The goal becomes less important than the obsession in "Do It Again."
The goal becomes less important than the obsession in “Do It Again,” director Robert Patton-Spruill’s good-natured docu about one man’s quest to bring the Kinks back together. Ultimate fan Geoff Edgers turns his midlife crisis into a personal crusade, doggedly pursuing his dream of reuniting “the greatest band ever,” despite the key players’ unwillingness to speak to each other. This mania becomes the film’s focus, resulting in a crowdpleaser that will connect even with auds unfamiliar with the Kinks’ legacy. Festgoers will be cheered, while ancillary play should rack up more supporters.
Boston Globe reporter Edgers is the kind of guy who talks about his high school years as if nothing will ever be as good again; this juvenile element about him can be wearying, and may turn off some viewers. However, most will go along with his quest, largely because he’s so passionately tenacious, against all odds. Main stumbling block is that band founders (and brothers) Ray and Dave Davies loathe each other, while some other former members are less than amicable.
Docu foregrounds Edgers’ persistent, all-American personality, having him address the camera while doing household chores and allowing auds to eavesdrop on uncomfortable conversations between Edgers and his wife about the family’s rocky finances. Before even getting to the Davies brothers, he attempts contact with anyone in their circle, receiving mostly curt rejections but occasionally winning over musicians and agents long enough to get some good quotes.

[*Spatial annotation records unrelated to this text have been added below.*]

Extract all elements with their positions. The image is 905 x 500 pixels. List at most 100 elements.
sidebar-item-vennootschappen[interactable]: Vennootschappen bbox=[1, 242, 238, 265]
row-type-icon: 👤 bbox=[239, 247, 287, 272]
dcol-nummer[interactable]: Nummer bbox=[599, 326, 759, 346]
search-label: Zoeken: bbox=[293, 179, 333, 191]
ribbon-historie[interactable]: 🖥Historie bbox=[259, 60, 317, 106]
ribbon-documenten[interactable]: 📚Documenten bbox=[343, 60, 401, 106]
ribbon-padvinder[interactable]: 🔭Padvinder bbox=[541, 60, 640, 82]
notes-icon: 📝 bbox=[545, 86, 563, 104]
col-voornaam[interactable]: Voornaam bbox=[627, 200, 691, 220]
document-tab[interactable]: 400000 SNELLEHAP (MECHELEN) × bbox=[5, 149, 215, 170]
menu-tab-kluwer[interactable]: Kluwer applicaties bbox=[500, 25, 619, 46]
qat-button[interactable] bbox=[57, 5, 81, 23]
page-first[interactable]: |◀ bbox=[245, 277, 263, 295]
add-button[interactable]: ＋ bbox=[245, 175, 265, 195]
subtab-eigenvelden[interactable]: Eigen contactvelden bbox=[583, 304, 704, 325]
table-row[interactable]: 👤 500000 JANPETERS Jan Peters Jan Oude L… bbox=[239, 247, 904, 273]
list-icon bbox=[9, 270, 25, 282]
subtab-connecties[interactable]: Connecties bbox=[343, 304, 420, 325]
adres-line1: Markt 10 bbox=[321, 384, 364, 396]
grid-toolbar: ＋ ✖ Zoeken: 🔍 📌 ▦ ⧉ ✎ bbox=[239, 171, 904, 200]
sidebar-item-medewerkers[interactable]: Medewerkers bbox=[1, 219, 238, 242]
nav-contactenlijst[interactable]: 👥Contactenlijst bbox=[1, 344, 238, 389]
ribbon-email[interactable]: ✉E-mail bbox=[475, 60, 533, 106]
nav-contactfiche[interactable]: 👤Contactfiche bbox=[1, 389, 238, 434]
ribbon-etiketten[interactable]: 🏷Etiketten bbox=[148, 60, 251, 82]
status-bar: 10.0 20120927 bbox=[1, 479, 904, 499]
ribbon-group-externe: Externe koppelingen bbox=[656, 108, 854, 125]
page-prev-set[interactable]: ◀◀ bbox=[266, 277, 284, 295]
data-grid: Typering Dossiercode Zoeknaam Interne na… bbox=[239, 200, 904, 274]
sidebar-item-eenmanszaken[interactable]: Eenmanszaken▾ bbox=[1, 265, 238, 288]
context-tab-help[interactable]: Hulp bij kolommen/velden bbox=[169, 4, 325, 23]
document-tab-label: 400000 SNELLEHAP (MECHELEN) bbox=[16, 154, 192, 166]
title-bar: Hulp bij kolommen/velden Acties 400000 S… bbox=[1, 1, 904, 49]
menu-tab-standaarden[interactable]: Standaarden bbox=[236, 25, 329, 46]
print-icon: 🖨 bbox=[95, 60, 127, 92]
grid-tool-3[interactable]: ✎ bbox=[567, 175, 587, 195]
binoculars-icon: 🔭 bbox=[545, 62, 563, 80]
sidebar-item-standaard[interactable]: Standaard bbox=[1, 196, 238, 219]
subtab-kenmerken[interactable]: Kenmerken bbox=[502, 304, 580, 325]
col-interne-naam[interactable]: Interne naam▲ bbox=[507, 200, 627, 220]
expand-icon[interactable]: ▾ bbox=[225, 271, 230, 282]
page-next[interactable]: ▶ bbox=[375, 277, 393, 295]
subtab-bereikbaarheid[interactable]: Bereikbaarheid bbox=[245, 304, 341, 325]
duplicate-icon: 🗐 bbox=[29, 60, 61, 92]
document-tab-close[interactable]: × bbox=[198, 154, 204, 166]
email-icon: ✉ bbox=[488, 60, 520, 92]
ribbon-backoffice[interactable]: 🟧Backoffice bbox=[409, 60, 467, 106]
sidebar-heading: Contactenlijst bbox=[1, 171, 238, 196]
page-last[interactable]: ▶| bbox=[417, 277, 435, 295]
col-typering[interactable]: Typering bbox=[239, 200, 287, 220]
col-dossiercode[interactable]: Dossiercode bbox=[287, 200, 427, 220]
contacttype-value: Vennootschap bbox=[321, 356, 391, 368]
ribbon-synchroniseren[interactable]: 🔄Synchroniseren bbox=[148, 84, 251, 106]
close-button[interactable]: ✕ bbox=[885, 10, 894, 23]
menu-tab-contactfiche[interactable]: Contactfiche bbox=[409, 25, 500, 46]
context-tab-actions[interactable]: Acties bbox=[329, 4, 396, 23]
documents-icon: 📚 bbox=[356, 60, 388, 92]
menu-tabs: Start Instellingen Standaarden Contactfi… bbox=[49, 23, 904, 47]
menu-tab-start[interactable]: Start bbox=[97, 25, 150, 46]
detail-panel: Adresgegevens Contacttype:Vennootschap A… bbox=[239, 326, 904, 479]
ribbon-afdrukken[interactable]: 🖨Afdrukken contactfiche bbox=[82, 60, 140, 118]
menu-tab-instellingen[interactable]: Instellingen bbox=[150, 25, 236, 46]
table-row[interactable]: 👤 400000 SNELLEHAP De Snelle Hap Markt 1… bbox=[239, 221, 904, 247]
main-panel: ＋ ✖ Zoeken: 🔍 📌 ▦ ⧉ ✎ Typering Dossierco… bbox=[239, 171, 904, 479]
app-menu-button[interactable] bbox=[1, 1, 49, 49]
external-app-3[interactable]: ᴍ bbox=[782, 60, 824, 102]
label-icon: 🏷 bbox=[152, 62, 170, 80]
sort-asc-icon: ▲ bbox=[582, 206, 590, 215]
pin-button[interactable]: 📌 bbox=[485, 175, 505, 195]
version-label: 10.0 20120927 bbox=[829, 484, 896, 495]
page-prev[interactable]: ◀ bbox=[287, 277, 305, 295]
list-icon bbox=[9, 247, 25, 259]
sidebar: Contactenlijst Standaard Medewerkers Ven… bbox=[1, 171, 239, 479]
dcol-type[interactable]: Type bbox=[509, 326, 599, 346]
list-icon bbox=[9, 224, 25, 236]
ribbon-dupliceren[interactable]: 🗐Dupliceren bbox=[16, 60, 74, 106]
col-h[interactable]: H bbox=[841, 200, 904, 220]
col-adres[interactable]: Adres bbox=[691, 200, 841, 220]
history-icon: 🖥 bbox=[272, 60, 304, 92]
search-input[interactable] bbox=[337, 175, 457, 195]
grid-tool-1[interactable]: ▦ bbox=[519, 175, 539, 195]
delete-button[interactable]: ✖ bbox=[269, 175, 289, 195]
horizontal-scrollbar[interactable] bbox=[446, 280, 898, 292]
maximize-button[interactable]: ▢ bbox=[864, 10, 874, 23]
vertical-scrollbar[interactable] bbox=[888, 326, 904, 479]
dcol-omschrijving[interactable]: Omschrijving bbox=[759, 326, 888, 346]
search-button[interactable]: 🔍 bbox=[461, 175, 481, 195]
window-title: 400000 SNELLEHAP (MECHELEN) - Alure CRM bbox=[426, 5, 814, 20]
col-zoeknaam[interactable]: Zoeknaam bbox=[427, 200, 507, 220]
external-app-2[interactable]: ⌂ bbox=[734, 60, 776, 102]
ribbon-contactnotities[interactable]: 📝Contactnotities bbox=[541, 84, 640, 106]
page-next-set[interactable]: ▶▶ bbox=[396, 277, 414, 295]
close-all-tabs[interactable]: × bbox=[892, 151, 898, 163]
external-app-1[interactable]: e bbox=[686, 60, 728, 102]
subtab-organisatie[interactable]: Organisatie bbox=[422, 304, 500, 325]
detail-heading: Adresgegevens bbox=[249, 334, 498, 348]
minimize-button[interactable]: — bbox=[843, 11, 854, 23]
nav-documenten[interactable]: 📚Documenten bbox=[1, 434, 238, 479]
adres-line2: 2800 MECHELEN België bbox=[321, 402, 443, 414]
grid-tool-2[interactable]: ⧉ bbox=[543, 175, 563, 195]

Edgers’ habit of requesting jam sessions during interviews can make him seem painfully like a teen who knows no boundaries, though there’s a very nice moment with Sting (always a gentleman).
In the end, of course, there’s still no Kinks reunion, and the nearest Edgers gets to Ray Davies is at an annual Kinks fan convention in London. But he does interview Dave Davies in a surprisingly clear-headed discussion. Warren Zanes, formerly of the del Fuegos, provides a skeptical but ultimately supportive voice of reason, understanding Edgers’ need to pursue his obsession but warning against a total plunge into madness.
Helmer Patton-Spruill is no stranger to music docus (“Public Enemy: Welcome to the Terrordome”), but he recognizes this is more about Edgers than the Kinks, so hardcore fans wanting rare concert footage and the like may be disappointed. The final song, a homemade performance of Al Yankovic’s adaptation of “Lola,” is alone worth the price of admission.
Editing maintains the energy and mood, even as Edgers comes to grips with the futility of his cause.